Why permission signals need to become clearer
Robots.txt was built for crawler access, not for every modern AI use case. Content signals, contractual terms, and emerging standards are trying to fill that gap, but the ecosystem is still messy.
The direction is obvious: publishers want more granular permission. They may allow search indexing, restrict AI training, allow real time retrieval, or license specific uses. The winners will be the teams that make those choices explicit and technically enforceable.
How this affects SEO and content strategy
This dispute is not a reason to block every crawler blindly. Search visibility still depends on useful content being accessible to the systems that can send qualified users. The challenge is deciding which crawlers support discovery and which ones primarily extract value.
That makes crawler governance part of SEO operations. Teams need a process for reviewing new bots, documenting allowed uses, checking log files, and updating robots rules without accidentally damaging organic visibility.

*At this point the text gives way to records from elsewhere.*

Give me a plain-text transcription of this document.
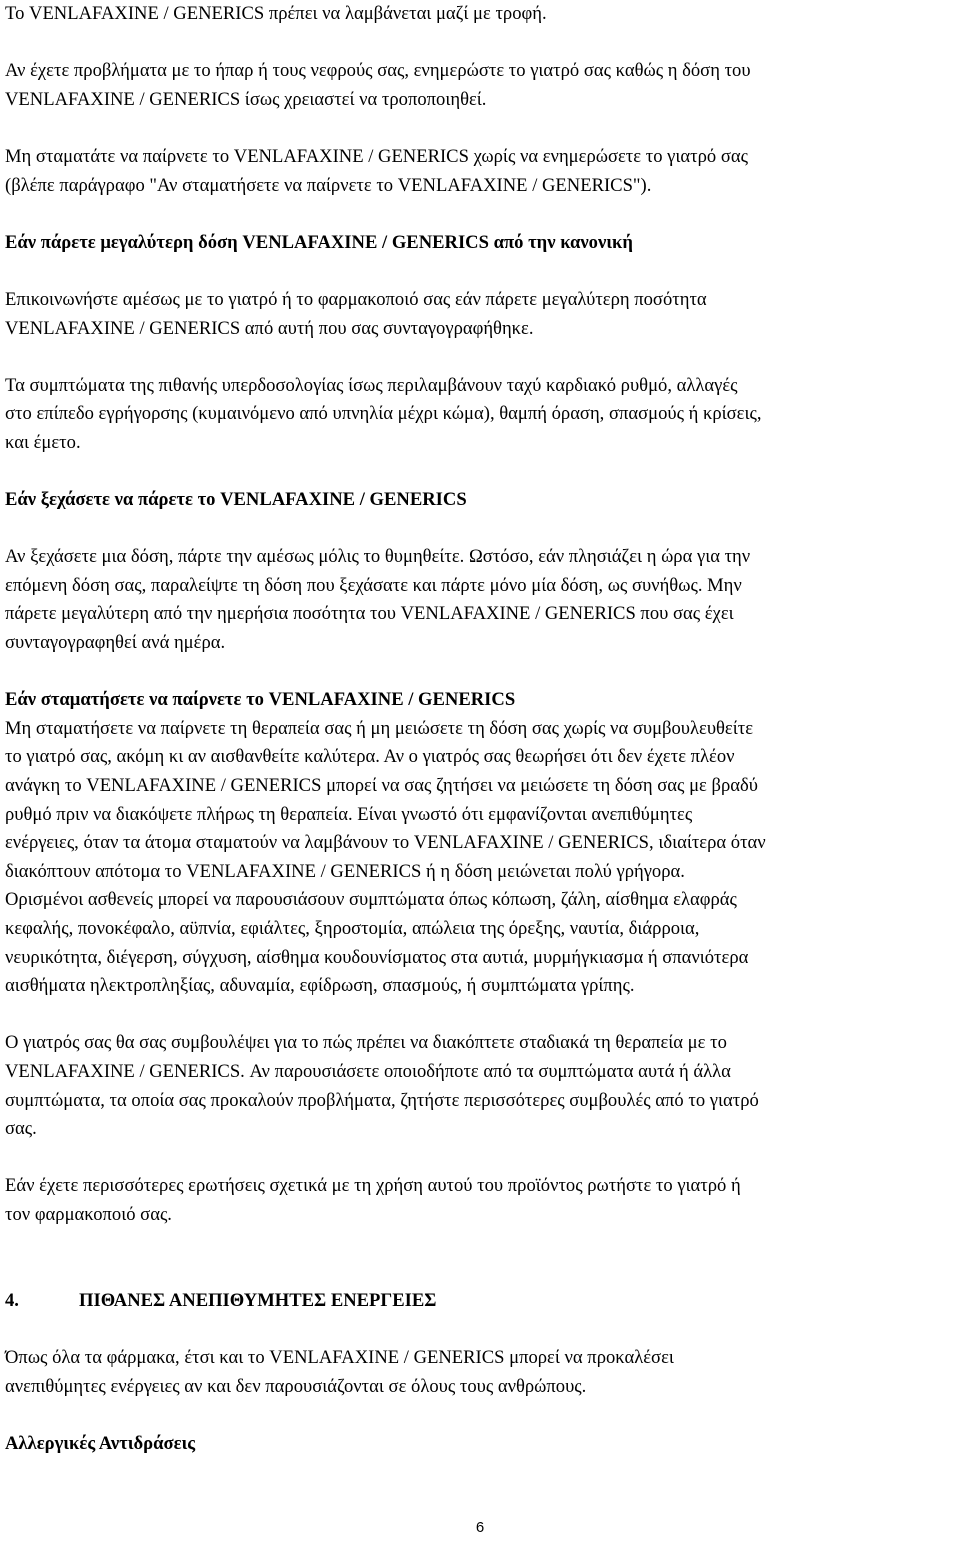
Το VENLAFAXINE / GENERICS πρέπει να λαμβάνεται μαζί με τροφή.

Αν έχετε προβλήματα με το ήπαρ ή τους νεφρούς σας, ενημερώστε το γιατρό σας καθώς η δόση του
VENLAFAXINE / GENERICS ίσως χρειαστεί να τροποποιηθεί.

Μη σταματάτε να παίρνετε το VENLAFAXINE / GENERICS χωρίς να ενημερώσετε το γιατρό σας
(βλέπε παράγραφο "Αν σταματήσετε να παίρνετε το VENLAFAXINE / GENERICS").

Εάν πάρετε μεγαλύτερη δόση VENLAFAXINE / GENERICS από την κανονική

Επικοινωνήστε αμέσως με το γιατρό ή το φαρμακοποιό σας εάν πάρετε μεγαλύτερη ποσότητα
VENLAFAXINE / GENERICS από αυτή που σας συνταγογραφήθηκε.

Τα συμπτώματα της πιθανής υπερδοσολογίας ίσως περιλαμβάνουν ταχύ καρδιακό ρυθμό, αλλαγές
στο επίπεδο εγρήγορσης (κυμαινόμενο από υπνηλία μέχρι κώμα), θαμπή όραση, σπασμούς ή κρίσεις,
και έμετο.

Εάν ξεχάσετε να πάρετε το VENLAFAXINE / GENERICS

Αν ξεχάσετε μια δόση, πάρτε την αμέσως μόλις το θυμηθείτε. Ωστόσο, εάν πλησιάζει η ώρα για την
επόμενη δόση σας, παραλείψτε τη δόση που ξεχάσατε και πάρτε μόνο μία δόση, ως συνήθως. Μην
πάρετε μεγαλύτερη από την ημερήσια ποσότητα του VENLAFAXINE / GENERICS που σας έχει
συνταγογραφηθεί ανά ημέρα.

Εάν σταματήσετε να παίρνετε το VENLAFAXINE / GENERICS

Μη σταματήσετε να παίρνετε τη θεραπεία σας ή μη μειώσετε τη δόση σας χωρίς να συμβουλευθείτε
το γιατρό σας, ακόμη κι αν αισθανθείτε καλύτερα. Αν ο γιατρός σας θεωρήσει ότι δεν έχετε πλέον
ανάγκη το VENLAFAXINE / GENERICS μπορεί να σας ζητήσει να μειώσετε τη δόση σας με βραδύ
ρυθμό πριν να διακόψετε πλήρως τη θεραπεία. Είναι γνωστό ότι εμφανίζονται ανεπιθύμητες
ενέργειες, όταν τα άτομα σταματούν να λαμβάνουν το VENLAFAXINE / GENERICS, ιδιαίτερα όταν
διακόπτουν απότομα το VENLAFAXINE / GENERICS ή η δόση μειώνεται πολύ γρήγορα.
Ορισμένοι ασθενείς μπορεί να παρουσιάσουν συμπτώματα όπως κόπωση, ζάλη, αίσθημα ελαφράς
κεφαλής, πονοκέφαλο, αϋπνία, εφιάλτες, ξηροστομία, απώλεια της όρεξης, ναυτία, διάρροια,
νευρικότητα, διέγερση, σύγχυση, αίσθημα κουδουνίσματος στα αυτιά, μυρμήγκιασμα ή σπανιότερα
αισθήματα ηλεκτροπληξίας, αδυναμία, εφίδρωση, σπασμούς, ή συμπτώματα γρίπης.

Ο γιατρός σας θα σας συμβουλέψει για το πώς πρέπει να διακόπτετε σταδιακά τη θεραπεία με το
VENLAFAXINE / GENERICS. Αν παρουσιάσετε οποιοδήποτε από τα συμπτώματα αυτά ή άλλα
συμπτώματα, τα οποία σας προκαλούν προβλήματα, ζητήστε περισσότερες συμβουλές από το γιατρό
σας.

Εάν έχετε περισσότερες ερωτήσεις σχετικά με τη χρήση αυτού του προϊόντος ρωτήστε το γιατρό ή
τον φαρμακοποιό σας.

4.	ΠΙΘΑΝΕΣ ΑΝΕΠΙΘΥΜΗΤΕΣ ΕΝΕΡΓΕΙΕΣ

Όπως όλα τα φάρμακα, έτσι και το VENLAFAXINE / GENERICS μπορεί να προκαλέσει
ανεπιθύμητες ενέργειες αν και δεν παρουσιάζονται σε όλους τους ανθρώπους.

Αλλεργικές Αντιδράσεις

6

The SEO risk is accidental overblocking
A publisher response should be precise. Blocking every crawler can protect content from unwanted use, but it can also damage discovery if important search crawlers lose access to public pages.
The better approach is to separate crawler purpose, review logs, document policy, and test changes before rolling them out across the site. Governance matters more than panic.
What I would document now
The useful internal document is a crawler policy: which bots are allowed, which uses are restricted, who approves changes, and how often logs are reviewed. That turns a reactive debate into an operating process.
It also helps legal, SEO, and engineering teams avoid working from different assumptions. Content access is no longer only a technical setting; it is a business policy expressed through technical controls.
The bigger lesson is that crawler management now belongs in the same conversation as content strategy. If the business depends on organic discovery, it needs a policy that protects content value without accidentally cutting off the systems that help people find it.
That is the practical balance: stay discoverable where discovery creates value, but become much clearer about uses that extract content without returning attention, traffic, licensing value, or audience relationships.